With college costs outpacing inflation and student debt reaching a record $1.5 trillion, it is easy to understand why price plays a role when choosing a college. In the past 10 years, the cost of in-state tuition at a public, four-year institution increased at an average rate of 3.1% per year beyond inflation (The College Board).

Still, there are ways to save money.

Some families that once felt that they had no control over college costs are finding that shopping for a college can be similar to other buying experiences. An increasing number of institutions are offering tuition “deals” for out-of-state students.

Many public colleges have different costs for in-state and out-of-state students. In 2018, the average cost of tuition and fees and room and board for an in-state student at a public, four-year college was $21,370, compared with $37,430 for an out-of-state student (The College Board).

Regional agreements help students save money

Regional “compact” agreements involving multiple states help students save money when attending an out-of-state school.

Fifteen states comprise the Southern Regional Education Board’s Academic Common Market. Eligible students save money on tuition if they are pursuing a degree program that is not offered in their home state. They can enroll at an out-of-state college at in-state rates.

New England residents may receive a tuition break at 82 public colleges in six states that are part of the New England Regional Student Program. More than 800 undergraduate and graduate programs are available. According to the New England Board of Higher Education, participants in the 2017-2018 academic year received an average tuition break of $8,200.

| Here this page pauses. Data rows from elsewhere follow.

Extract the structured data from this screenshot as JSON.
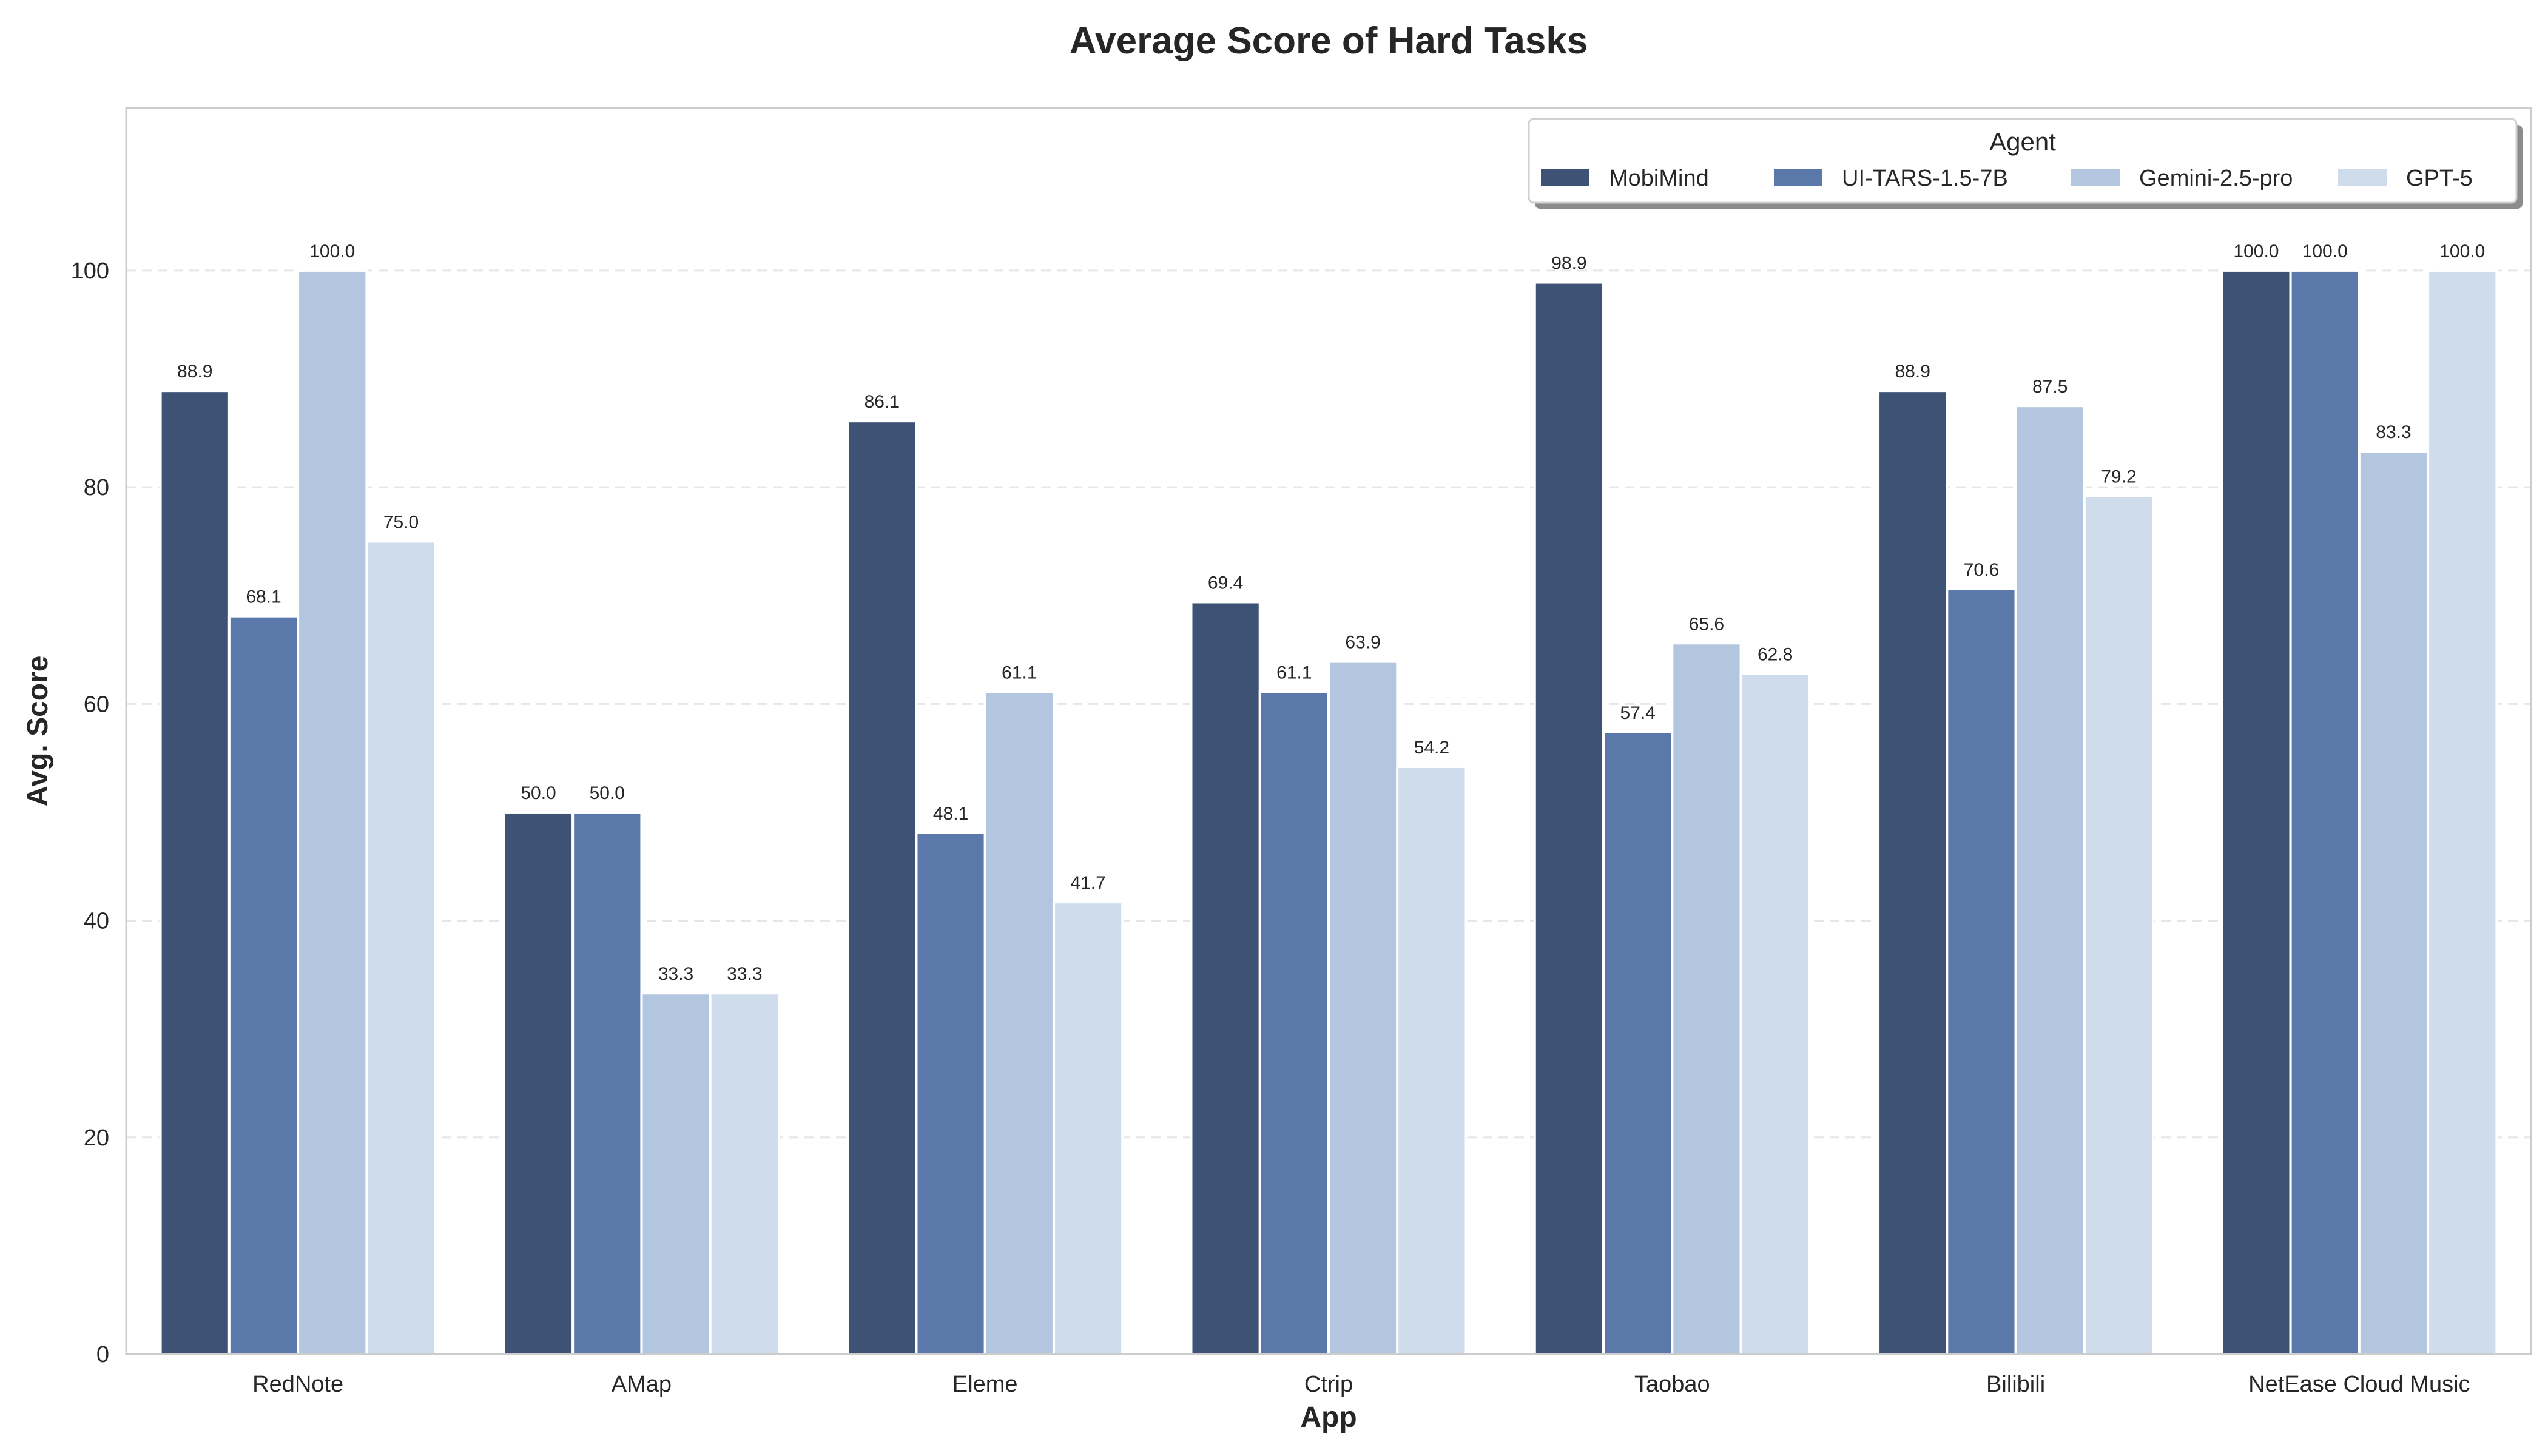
{
  "chart_data": {
    "type": "bar",
    "title": "Average Score of Hard Tasks",
    "xlabel": "App",
    "ylabel": "Avg. Score",
    "categories": [
      "RedNote",
      "AMap",
      "Eleme",
      "Ctrip",
      "Taobao",
      "Bilibili",
      "NetEase Cloud Music"
    ],
    "ylim": [
      0,
      115
    ],
    "yticks": [
      0,
      20,
      40,
      60,
      80,
      100
    ],
    "grid": "horizontal dashed",
    "legend": {
      "title": "Agent",
      "placement": "top-right"
    },
    "series": [
      {
        "name": "MobiMind",
        "color": "#3d5275",
        "values": [
          88.9,
          50.0,
          86.1,
          69.4,
          98.9,
          88.9,
          100.0
        ]
      },
      {
        "name": "UI-TARS-1.5-7B",
        "color": "#5a78aa",
        "values": [
          68.1,
          50.0,
          48.1,
          61.1,
          57.4,
          70.6,
          100.0
        ]
      },
      {
        "name": "Gemini-2.5-pro",
        "color": "#b2c6e0",
        "values": [
          100.0,
          33.3,
          61.1,
          63.9,
          65.6,
          87.5,
          83.3
        ]
      },
      {
        "name": "GPT-5",
        "color": "#cfdcec",
        "values": [
          75.0,
          33.3,
          41.7,
          54.2,
          62.8,
          79.2,
          100.0
        ]
      }
    ]
  }
}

At the Midwest Student Exchange, public universities in nine states agree to cap their costs at 150% for certain programs. Participating private institutions offer a 10% reduction on tuition.The Western Undergraduate Exchange program enables students to pay no more than 150% of in-state tuition costs at participating public colleges in 15 states.

Some institutions offer reciprocity

Some colleges allow out-of-state students to attend their institution at the same price as that of a leading public college in the student’s home state. The University of Maine at Orono, for example, recently began offering students from California, Connecticut, Illinois, Massachusetts, New Hampshire, New Jersey, Pennsylvania, Rhode Island, and Vermont this reciprocity in price. To be eligible, students must earn a 3.0 grade point average and score a combined 1120 on the SAT exams.

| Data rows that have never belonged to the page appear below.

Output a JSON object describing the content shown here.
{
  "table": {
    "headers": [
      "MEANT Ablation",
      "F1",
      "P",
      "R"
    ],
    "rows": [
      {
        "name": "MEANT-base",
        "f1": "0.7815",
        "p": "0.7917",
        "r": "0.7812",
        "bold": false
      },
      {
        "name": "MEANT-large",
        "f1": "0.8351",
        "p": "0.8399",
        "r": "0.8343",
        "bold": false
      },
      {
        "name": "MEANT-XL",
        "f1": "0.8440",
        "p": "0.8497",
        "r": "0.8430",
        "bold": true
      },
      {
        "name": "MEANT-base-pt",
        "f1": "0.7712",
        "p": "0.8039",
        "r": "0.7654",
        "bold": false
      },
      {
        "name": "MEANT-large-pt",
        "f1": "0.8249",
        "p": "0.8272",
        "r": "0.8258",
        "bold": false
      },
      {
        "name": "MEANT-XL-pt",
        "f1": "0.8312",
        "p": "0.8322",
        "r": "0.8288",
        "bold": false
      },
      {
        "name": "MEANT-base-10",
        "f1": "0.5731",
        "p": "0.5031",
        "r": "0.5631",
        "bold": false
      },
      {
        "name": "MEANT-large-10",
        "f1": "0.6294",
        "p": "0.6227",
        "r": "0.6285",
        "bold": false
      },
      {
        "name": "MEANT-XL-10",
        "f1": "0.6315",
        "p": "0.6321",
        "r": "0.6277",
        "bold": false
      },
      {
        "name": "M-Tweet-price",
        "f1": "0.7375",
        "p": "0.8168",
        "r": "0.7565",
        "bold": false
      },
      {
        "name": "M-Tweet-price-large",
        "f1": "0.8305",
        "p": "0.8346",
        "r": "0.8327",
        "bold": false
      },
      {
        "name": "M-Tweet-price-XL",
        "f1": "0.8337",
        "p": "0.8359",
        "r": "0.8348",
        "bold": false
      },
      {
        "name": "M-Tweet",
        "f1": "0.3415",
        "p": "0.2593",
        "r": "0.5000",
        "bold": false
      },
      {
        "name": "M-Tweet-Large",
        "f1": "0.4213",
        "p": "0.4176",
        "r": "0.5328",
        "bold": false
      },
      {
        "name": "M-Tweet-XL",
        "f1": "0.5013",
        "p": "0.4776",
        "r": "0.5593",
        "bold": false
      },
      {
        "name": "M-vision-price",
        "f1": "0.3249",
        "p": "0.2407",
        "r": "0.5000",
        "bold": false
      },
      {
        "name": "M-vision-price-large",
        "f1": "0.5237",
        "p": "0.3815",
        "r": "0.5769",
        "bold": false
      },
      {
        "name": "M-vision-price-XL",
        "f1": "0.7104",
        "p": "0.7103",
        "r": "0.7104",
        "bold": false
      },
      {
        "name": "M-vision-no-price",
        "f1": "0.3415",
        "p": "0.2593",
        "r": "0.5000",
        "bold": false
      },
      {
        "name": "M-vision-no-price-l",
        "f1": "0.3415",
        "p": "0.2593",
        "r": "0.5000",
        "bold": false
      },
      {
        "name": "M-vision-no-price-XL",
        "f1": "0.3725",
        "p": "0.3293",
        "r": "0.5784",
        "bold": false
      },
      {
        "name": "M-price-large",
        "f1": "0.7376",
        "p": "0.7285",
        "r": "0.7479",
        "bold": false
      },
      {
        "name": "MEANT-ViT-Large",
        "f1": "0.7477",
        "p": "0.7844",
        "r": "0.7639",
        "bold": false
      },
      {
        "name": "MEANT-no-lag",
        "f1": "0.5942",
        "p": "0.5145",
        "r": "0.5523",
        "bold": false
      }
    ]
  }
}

In the 2016-2017 year, students who met the academic standards received an average of $13,200 off Maine’s out-of-state tuition and fees. Students with lower GPAs and SAT scores were eligible for a $9,000 discount.

Understanding veterans’ benefits

Through the federal GI Bill, veterans may pursue a college-based education or other options such as vocational schools, entrepreneurial training, or tutoring. In addition, some states offer free tuition for veterans. More than a dozen states offer waivers for tuition and other college expenses.

What about travel abroad?

The desire to travel outside of the United States may not be as costly as it sounds. Depending on the college and the length of the trip, a travel-abroad program may mean that the parent will not have to pay full tuition for the semester, which could represent significant savings. In some cases, a semester on campus is more expensive than a semester abroad.

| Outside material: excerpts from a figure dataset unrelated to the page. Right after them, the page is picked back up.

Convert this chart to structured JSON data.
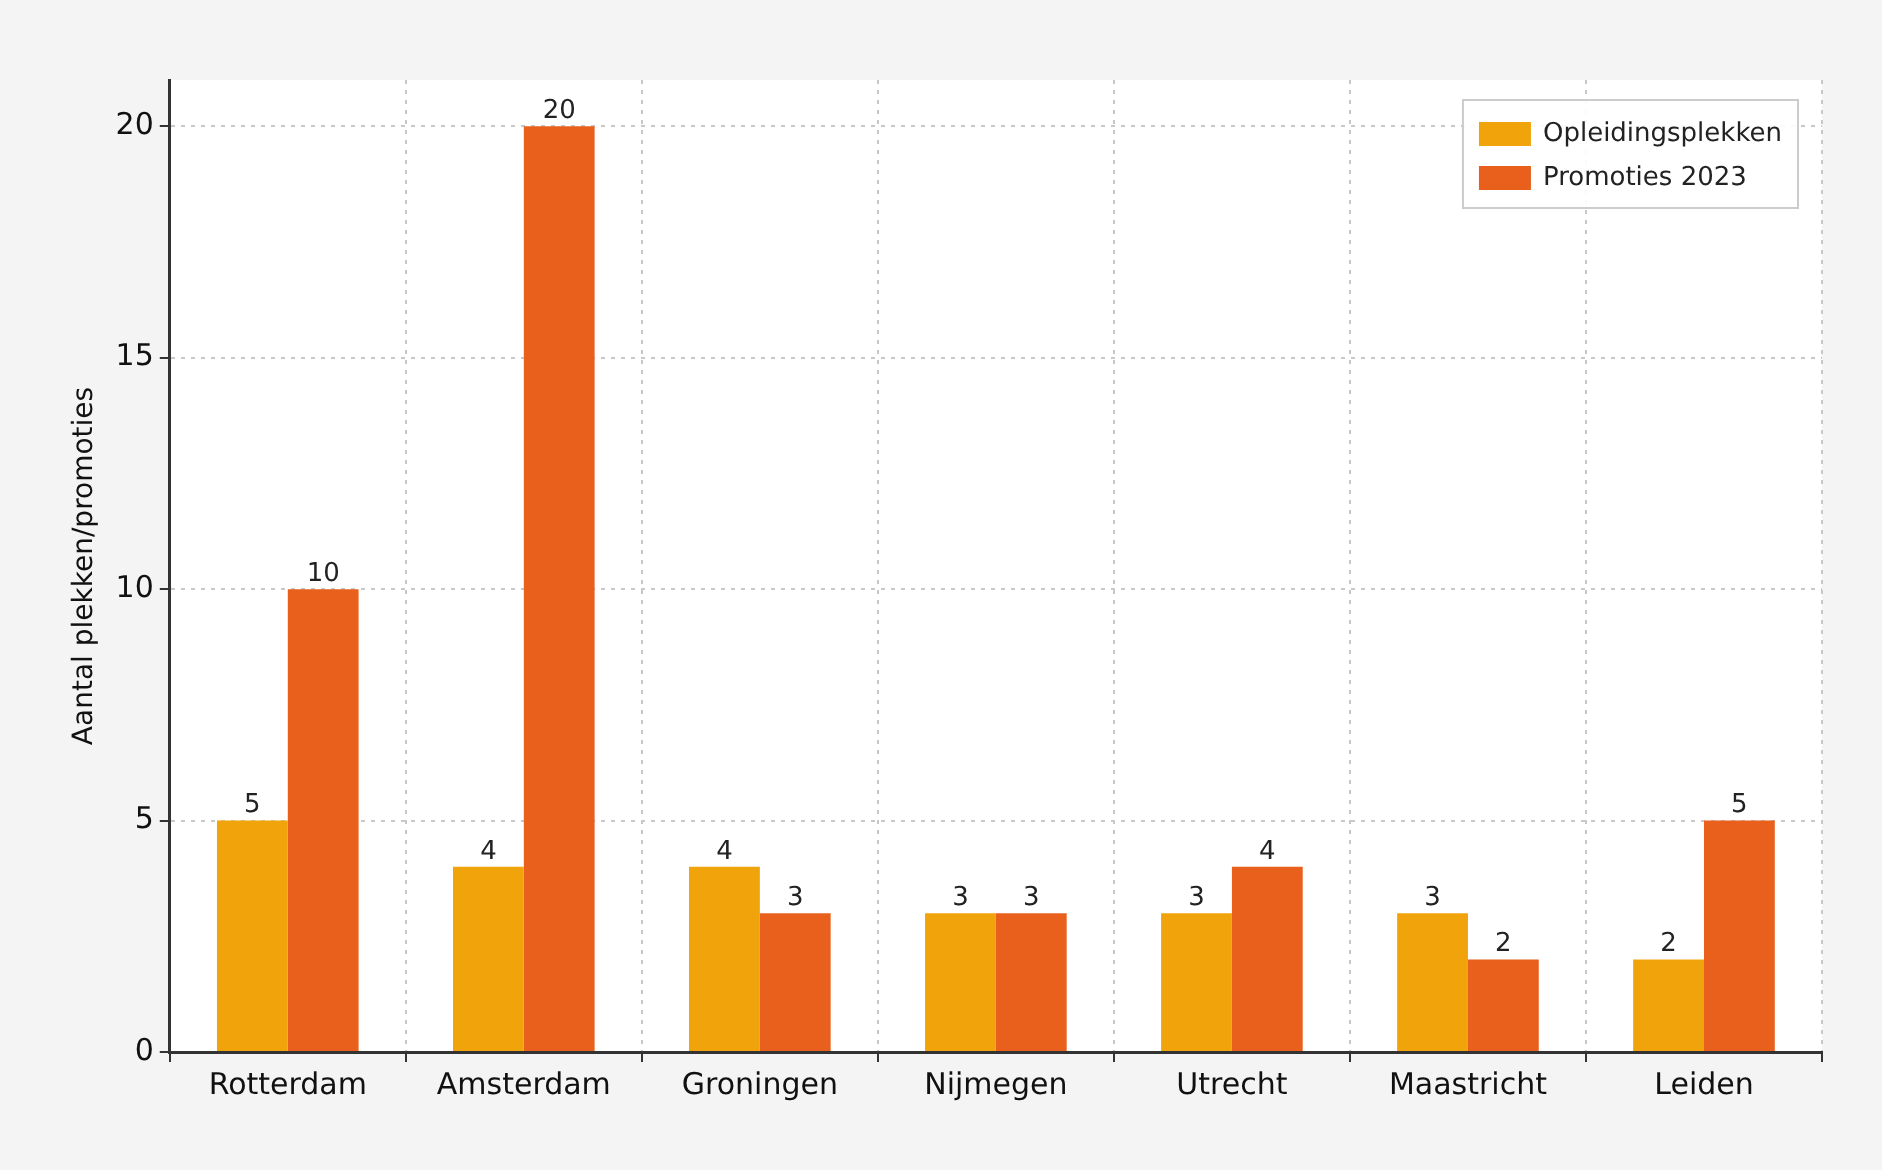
{
  "chart_data": {
    "type": "bar",
    "ylabel": "Aantal plekken/promoties",
    "categories": [
      "Rotterdam",
      "Amsterdam",
      "Groningen",
      "Nijmegen",
      "Utrecht",
      "Maastricht",
      "Leiden"
    ],
    "series": [
      {
        "name": "Opleidingsplekken",
        "color": "#f0a30a",
        "values": [
          5,
          4,
          4,
          3,
          3,
          3,
          2
        ]
      },
      {
        "name": "Promoties 2023",
        "color": "#e8601c",
        "values": [
          10,
          20,
          3,
          3,
          4,
          2,
          5
        ]
      }
    ],
    "ylim": [
      0,
      21
    ],
    "yticks": [
      0,
      5,
      10,
      15,
      20
    ],
    "grid": true,
    "legend": "top right",
    "data_labels": true
  }
}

Meet with a financial planner

Managing costs should be part of the discussion when creating a plan to pay for college and determining how to save, including how to optimize savings in a 529 college savings plan. In addition to seeking advice from a financial expert, parents may want to meet with a college admissions consultant as well as search college website financial aid pages and contact financial aid officers at the schools they are targeting.